The presence of Blanco y negro in The Lesson suggests the possible influence of another early, and perhaps painful memory from her youth. In order to be accepted into an English secondary school at the age of ten, Rego received extra tuition at home from a tyrannical teacher, whom she loathed but was compelled to obey. “She was rough and cruel and she used to hit me', Rego recalled, 'I used to be literally sick from fear of her. She'd say: 'You can't draw. You'll never be able to draw.' But being a child I never told my mother, because that was how I thought it was meant to be.” (Rego cited in J. McEwen, Paula Rego, London, 2006, p. 36). Rego's art has always depended upon personal experience for its inspiration, and this experience of submission before the authority of someone in power appears to resurface in the impromptu classroom scene enacted in The Lesson. The five, uncomfortably crouched figures are not children however, they are grown women, in whom the characteristics of a schoolgirls are still clearly visible. The painting has a strangely unsettling atmosphere; the uniformity of the women's drab business suits are seemingly at odds with their awkward, childlike mannerisms, whilst their cramped arrangement and proximity to the ground emphasizes a sense of subservience. The almost identical characters, all Portuguese models that bear a close resemblance to Rego herself, convey a number of human attitudes and emotions, which together can be seen as facets of a single human being. The foremost figure, with her hands clasped as if in prayer, assumes the typical traits of an overly eager teacher's pet, whilst the others appear fidgety, bored or completely distracted, and yet they are all deferring to an absent or imaginary authority.
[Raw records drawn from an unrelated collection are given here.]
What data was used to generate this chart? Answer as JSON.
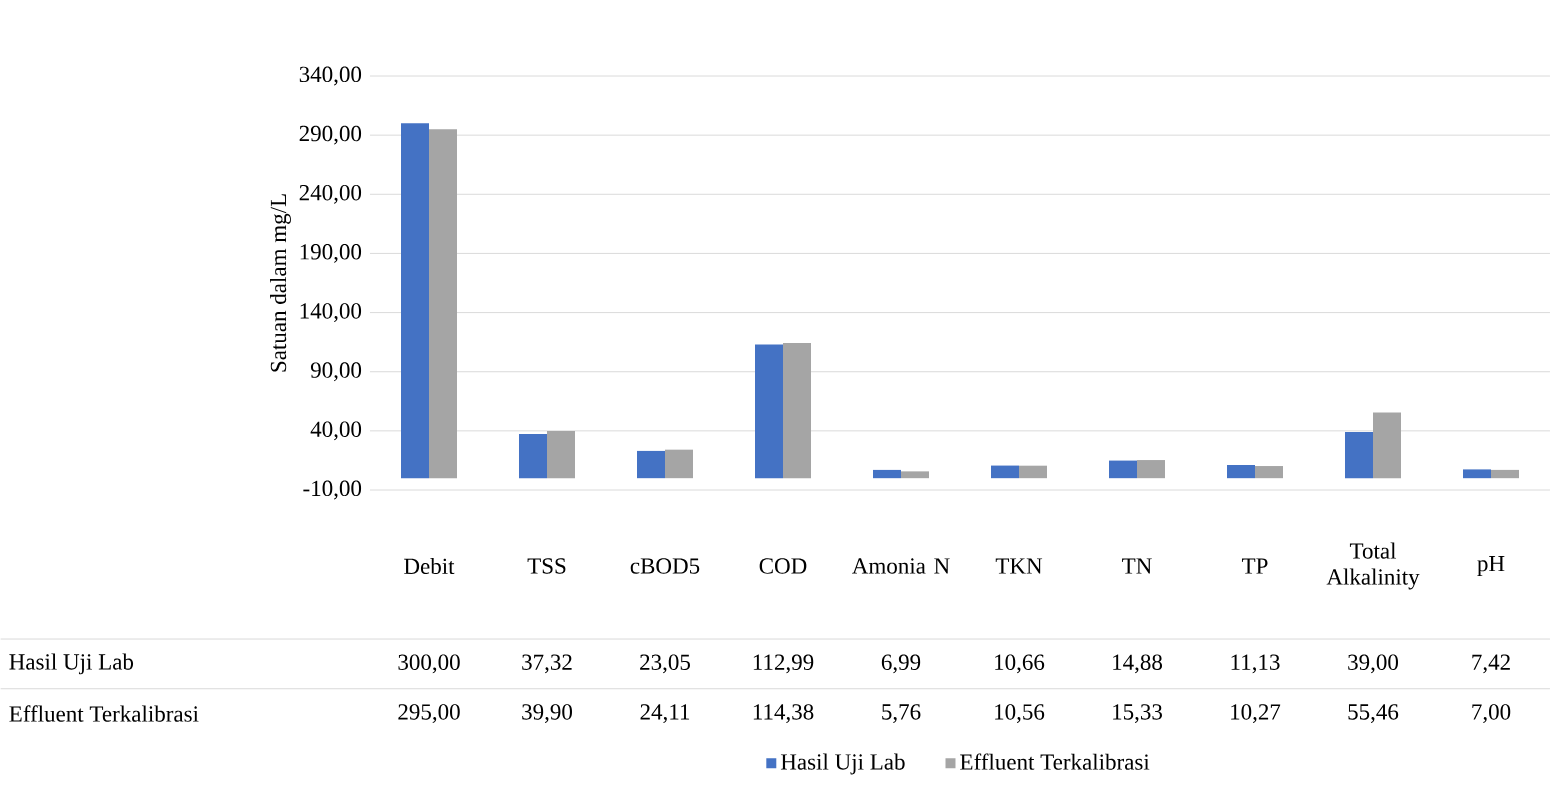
{
  "chart_data": {
    "type": "bar",
    "ylabel": "Satuan dalam mg/L",
    "categories": [
      "Debit",
      "TSS",
      "cBOD5",
      "COD",
      "Amonia N",
      "TKN",
      "TN",
      "TP",
      "Total Alkalinity",
      "pH"
    ],
    "series": [
      {
        "name": "Hasil Uji Lab",
        "color": "#4472c4",
        "values": [
          300.0,
          37.32,
          23.05,
          112.99,
          6.99,
          10.66,
          14.88,
          11.13,
          39.0,
          7.42
        ],
        "value_labels": [
          "300,00",
          "37,32",
          "23,05",
          "112,99",
          "6,99",
          "10,66",
          "14,88",
          "11,13",
          "39,00",
          "7,42"
        ]
      },
      {
        "name": "Effluent Terkalibrasi",
        "color": "#a5a5a5",
        "values": [
          295.0,
          39.9,
          24.11,
          114.38,
          5.76,
          10.56,
          15.33,
          10.27,
          55.46,
          7.0
        ],
        "value_labels": [
          "295,00",
          "39,90",
          "24,11",
          "114,38",
          "5,76",
          "10,56",
          "15,33",
          "10,27",
          "55,46",
          "7,00"
        ]
      }
    ],
    "ylim": [
      -10,
      340
    ],
    "yticks": [
      {
        "value": -10,
        "label": "-10,00"
      },
      {
        "value": 40,
        "label": "40,00"
      },
      {
        "value": 90,
        "label": "90,00"
      },
      {
        "value": 140,
        "label": "140,00"
      },
      {
        "value": 190,
        "label": "190,00"
      },
      {
        "value": 240,
        "label": "240,00"
      },
      {
        "value": 290,
        "label": "290,00"
      },
      {
        "value": 340,
        "label": "340,00"
      }
    ],
    "grid": "y",
    "legend": "bottom"
  }
}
Rego's images play with the viewer's notion of innocence, acts of female submission and control. Her husband, the painter Vic Willing, more specifically defined her concerns as being, 'domination and rebellion, freedom and oppression, suffocation and escape' (Willing cited in ibid.). The figure to the left, tugging at her skirt hem further hints at these underlying concerns by bearing a close resemblance to the women in Rego's confrontational Untitled (Abortion) series of pastel works. This series, also begun in 1997, formed a response to the referendum in Portugal to legalise abortion, which was voted against after intense pressure from the church. Rego's distaste for such politics led her to depict solitary young girls undergoing illegal abortions in their bedrooms, often squatting over vessels such as the black bucket that here in this work is inverted to function as a stool. Despite touching on such controversial aspects of women's position in society, Rego's women are never represented as victims; they always retain a sense of power over their identities and their bodies. This can be seen in the women of The Lesson, who apparently struggle with conformity when confronted with authority.
Rego's narratives evolve from a process of drawing intuitively from her mind's eye, collaborating with models and reshaping her ideas on canvas. By combining elements of the observable world with the lingering memories imbedded in her imagination, and present circumstances, Rego establishes a dynamic process that allows the story to unfold as the painting develops. Though elements may emerge from deeply personal sources or recognisable influences, her characters and the situations in which they are placed, ultimately maintain a mysterious inscrutability that invites viewers to improvise a story for themselves.